Stanwyck waited, then reacted: "I got my Irish anger up and said, 'Look--they sent for me! I didn't ask to come to Hollywood!' " She didn't even want to stay, in fact. "I was a chorus girl, and I wanted to be on the stage," said Stanwyck, irreverently. "The movies weren't my medium. I'd done 'Burlesque' in New York. Then (RKO's) Joe Schenck brought me out here." Stanwyck neglected to add that Schenck brought Stanwyck out in a private railway car with her first husband, vaudevillian Frank Fay, in tow. "But my first movie ("Broadway Nights," 1927) bombed. I didn't like the work, I missed audiences, but I did another film ("Locked Door," 1929) and it bombed, too. So really, I intended to go back East."

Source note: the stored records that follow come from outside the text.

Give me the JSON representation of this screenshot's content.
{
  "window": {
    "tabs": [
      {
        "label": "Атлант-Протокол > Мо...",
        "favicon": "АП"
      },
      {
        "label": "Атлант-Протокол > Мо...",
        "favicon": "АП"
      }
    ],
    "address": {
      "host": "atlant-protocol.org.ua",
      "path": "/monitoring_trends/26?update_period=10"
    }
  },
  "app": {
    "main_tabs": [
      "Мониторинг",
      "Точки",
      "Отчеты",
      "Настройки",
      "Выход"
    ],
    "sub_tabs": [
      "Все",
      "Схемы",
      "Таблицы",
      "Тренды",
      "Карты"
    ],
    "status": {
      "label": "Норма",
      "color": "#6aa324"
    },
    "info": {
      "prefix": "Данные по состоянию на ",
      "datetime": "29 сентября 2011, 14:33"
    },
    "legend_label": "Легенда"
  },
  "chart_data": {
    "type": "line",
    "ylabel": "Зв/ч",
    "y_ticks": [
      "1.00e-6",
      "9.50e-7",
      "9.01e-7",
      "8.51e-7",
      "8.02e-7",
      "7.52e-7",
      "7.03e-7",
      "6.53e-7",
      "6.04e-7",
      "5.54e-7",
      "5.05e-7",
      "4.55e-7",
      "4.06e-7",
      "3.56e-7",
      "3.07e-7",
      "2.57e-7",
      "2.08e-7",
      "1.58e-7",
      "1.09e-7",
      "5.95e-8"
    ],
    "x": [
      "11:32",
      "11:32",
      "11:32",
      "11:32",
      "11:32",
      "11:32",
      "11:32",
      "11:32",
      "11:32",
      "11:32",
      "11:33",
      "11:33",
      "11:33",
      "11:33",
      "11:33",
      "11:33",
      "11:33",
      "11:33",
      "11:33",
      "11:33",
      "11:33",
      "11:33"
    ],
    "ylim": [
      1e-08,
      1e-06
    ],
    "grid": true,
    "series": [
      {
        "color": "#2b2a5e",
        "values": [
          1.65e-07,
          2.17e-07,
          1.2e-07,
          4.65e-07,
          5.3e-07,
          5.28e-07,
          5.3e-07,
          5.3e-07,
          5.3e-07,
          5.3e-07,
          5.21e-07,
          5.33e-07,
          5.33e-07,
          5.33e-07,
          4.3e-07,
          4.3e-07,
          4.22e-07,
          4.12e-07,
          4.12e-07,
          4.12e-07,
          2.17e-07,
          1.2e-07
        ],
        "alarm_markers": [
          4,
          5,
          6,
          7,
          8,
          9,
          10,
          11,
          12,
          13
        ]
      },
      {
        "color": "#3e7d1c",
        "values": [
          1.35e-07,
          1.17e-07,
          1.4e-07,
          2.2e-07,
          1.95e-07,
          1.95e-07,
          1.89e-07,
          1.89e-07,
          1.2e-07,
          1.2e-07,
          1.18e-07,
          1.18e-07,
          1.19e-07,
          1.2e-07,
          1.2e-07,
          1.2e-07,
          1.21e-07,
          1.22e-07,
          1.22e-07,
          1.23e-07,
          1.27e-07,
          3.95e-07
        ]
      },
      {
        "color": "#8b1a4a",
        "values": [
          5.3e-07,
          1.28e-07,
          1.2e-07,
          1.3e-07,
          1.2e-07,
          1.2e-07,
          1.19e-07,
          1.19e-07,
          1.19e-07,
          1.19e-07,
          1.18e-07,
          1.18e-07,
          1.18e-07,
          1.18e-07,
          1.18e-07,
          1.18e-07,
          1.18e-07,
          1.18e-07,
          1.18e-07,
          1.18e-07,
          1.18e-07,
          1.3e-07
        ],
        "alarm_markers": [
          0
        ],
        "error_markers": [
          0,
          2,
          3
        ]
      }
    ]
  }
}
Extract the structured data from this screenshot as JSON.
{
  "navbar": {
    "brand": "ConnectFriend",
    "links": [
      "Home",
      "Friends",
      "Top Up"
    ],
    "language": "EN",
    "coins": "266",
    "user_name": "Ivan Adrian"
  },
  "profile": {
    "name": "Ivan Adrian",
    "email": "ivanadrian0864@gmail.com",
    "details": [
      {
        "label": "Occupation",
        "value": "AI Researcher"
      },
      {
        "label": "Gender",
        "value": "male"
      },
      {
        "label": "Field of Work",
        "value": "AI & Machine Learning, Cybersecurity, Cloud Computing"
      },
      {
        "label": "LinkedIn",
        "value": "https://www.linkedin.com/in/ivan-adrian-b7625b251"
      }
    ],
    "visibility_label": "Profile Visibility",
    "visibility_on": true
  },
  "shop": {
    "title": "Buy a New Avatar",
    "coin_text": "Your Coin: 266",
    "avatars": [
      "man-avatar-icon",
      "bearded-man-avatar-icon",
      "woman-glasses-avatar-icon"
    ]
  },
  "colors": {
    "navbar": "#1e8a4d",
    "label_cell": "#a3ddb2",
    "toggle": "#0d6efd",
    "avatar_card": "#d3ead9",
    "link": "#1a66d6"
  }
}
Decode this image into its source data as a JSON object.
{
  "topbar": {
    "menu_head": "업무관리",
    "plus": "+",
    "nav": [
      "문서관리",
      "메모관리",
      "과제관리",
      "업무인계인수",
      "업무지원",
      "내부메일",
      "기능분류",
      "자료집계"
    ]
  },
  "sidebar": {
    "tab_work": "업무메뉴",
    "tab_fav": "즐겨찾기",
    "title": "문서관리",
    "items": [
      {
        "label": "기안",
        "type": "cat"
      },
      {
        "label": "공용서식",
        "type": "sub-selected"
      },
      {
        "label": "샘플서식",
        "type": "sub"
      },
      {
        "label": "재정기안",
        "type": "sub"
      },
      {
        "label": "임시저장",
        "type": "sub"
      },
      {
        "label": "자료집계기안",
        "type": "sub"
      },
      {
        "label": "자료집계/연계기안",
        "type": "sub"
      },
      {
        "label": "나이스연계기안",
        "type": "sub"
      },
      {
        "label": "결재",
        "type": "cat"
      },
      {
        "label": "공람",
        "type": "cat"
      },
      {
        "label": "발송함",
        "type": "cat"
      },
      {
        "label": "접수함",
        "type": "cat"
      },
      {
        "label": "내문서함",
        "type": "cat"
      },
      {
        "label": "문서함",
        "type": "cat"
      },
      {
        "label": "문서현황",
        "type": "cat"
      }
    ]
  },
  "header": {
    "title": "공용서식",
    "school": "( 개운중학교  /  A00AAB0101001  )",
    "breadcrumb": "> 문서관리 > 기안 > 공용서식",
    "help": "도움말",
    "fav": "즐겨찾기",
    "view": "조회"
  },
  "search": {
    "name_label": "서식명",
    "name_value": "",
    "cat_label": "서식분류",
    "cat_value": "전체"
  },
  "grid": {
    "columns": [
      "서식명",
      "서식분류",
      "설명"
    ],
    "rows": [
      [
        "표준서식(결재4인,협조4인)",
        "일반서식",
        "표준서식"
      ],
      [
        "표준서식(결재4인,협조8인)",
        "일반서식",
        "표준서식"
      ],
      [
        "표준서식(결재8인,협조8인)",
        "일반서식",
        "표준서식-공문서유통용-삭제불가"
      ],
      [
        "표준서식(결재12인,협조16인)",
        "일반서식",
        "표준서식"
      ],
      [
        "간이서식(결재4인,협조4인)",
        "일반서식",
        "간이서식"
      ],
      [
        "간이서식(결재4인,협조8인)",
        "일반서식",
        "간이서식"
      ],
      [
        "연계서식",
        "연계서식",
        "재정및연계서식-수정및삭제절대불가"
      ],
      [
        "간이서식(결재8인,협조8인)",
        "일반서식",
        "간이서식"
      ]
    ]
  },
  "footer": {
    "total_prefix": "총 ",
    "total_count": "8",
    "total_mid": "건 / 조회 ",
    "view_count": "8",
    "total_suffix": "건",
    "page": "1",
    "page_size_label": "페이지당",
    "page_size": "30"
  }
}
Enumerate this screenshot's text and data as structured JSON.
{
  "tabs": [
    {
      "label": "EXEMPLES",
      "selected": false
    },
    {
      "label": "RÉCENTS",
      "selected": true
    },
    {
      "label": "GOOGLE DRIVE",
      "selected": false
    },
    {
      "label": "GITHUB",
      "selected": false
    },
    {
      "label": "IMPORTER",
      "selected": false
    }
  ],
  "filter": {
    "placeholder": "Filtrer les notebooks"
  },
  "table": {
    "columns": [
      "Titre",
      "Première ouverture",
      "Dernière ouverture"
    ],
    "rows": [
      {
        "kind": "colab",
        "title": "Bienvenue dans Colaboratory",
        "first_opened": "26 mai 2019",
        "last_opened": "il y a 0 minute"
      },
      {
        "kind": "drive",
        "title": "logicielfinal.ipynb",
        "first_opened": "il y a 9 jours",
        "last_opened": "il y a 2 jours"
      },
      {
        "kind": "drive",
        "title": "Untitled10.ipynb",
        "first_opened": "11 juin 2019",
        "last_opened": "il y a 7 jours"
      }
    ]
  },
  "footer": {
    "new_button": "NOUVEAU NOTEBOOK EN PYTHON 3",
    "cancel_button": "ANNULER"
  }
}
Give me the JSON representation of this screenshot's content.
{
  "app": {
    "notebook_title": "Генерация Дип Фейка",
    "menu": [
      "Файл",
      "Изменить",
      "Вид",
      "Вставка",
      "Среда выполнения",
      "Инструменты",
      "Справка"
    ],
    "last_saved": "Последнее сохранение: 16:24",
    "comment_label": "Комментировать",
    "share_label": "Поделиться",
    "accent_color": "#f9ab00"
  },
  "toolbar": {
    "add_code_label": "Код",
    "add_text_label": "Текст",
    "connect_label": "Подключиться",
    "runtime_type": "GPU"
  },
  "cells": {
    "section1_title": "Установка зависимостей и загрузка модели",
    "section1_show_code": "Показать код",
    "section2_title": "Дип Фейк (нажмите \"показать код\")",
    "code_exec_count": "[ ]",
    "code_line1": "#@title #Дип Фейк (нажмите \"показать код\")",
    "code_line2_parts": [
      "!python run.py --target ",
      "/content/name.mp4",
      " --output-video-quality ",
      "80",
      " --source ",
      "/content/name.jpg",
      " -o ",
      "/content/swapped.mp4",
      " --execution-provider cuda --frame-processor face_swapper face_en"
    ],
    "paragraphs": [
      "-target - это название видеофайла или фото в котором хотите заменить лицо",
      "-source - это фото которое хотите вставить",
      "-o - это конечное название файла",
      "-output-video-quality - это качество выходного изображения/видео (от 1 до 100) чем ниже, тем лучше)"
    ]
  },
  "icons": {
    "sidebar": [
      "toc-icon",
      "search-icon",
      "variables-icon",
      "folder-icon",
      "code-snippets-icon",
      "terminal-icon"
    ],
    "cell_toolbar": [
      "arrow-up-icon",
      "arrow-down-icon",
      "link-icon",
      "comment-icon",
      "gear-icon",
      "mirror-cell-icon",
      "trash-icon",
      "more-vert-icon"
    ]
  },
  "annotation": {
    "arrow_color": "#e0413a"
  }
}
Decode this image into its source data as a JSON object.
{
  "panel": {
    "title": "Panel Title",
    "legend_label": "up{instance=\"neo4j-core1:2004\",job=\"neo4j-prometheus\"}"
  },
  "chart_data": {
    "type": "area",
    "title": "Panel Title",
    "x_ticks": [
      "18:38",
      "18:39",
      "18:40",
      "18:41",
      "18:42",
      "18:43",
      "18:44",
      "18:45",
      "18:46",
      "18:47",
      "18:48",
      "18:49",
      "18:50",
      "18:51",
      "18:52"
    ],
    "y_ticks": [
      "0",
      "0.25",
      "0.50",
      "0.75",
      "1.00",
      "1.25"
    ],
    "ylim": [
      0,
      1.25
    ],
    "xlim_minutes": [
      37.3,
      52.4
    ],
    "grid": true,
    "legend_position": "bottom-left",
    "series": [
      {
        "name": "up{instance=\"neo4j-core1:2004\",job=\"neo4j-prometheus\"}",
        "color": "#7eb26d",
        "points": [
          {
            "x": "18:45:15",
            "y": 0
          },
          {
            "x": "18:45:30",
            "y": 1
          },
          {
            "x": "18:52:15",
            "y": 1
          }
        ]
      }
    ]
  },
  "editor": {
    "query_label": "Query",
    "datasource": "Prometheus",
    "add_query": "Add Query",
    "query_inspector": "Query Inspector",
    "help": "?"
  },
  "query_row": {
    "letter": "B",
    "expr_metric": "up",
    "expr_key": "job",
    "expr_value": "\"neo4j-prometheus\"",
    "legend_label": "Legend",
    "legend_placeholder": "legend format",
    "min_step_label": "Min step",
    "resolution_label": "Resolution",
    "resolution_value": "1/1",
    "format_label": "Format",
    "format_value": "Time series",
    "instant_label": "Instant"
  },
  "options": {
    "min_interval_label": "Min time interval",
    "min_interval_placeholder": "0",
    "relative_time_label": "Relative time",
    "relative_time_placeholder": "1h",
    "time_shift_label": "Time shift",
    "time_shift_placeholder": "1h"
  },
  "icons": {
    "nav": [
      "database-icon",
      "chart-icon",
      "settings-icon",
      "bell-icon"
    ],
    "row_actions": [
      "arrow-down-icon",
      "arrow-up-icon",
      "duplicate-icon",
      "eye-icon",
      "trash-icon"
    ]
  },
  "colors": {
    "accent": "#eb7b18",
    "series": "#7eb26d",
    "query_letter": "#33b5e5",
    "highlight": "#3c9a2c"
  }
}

Former orphan Ruby Stevens was looking for a niche, and Broadway seemed to be it. Her stage saga is something Stanwyck can still marvel at, and as she tells the story you feel even now she's still startled at her life. "I applied for a job in a dramatic show, and within the show was a nightclub scene. This was during Prohibition. The man doing it, Willard Mack, was a writer-producer-director-actor--and he saw something in me. He said, 'You can have this part out-of-town, but it's already been cast for New York.' I was a dancer, not a great one, but I knew left from right. But I was no actress. He just began training me, day and night. Taught me how to walk, taught me nuances, taught me tricks to use and not to use."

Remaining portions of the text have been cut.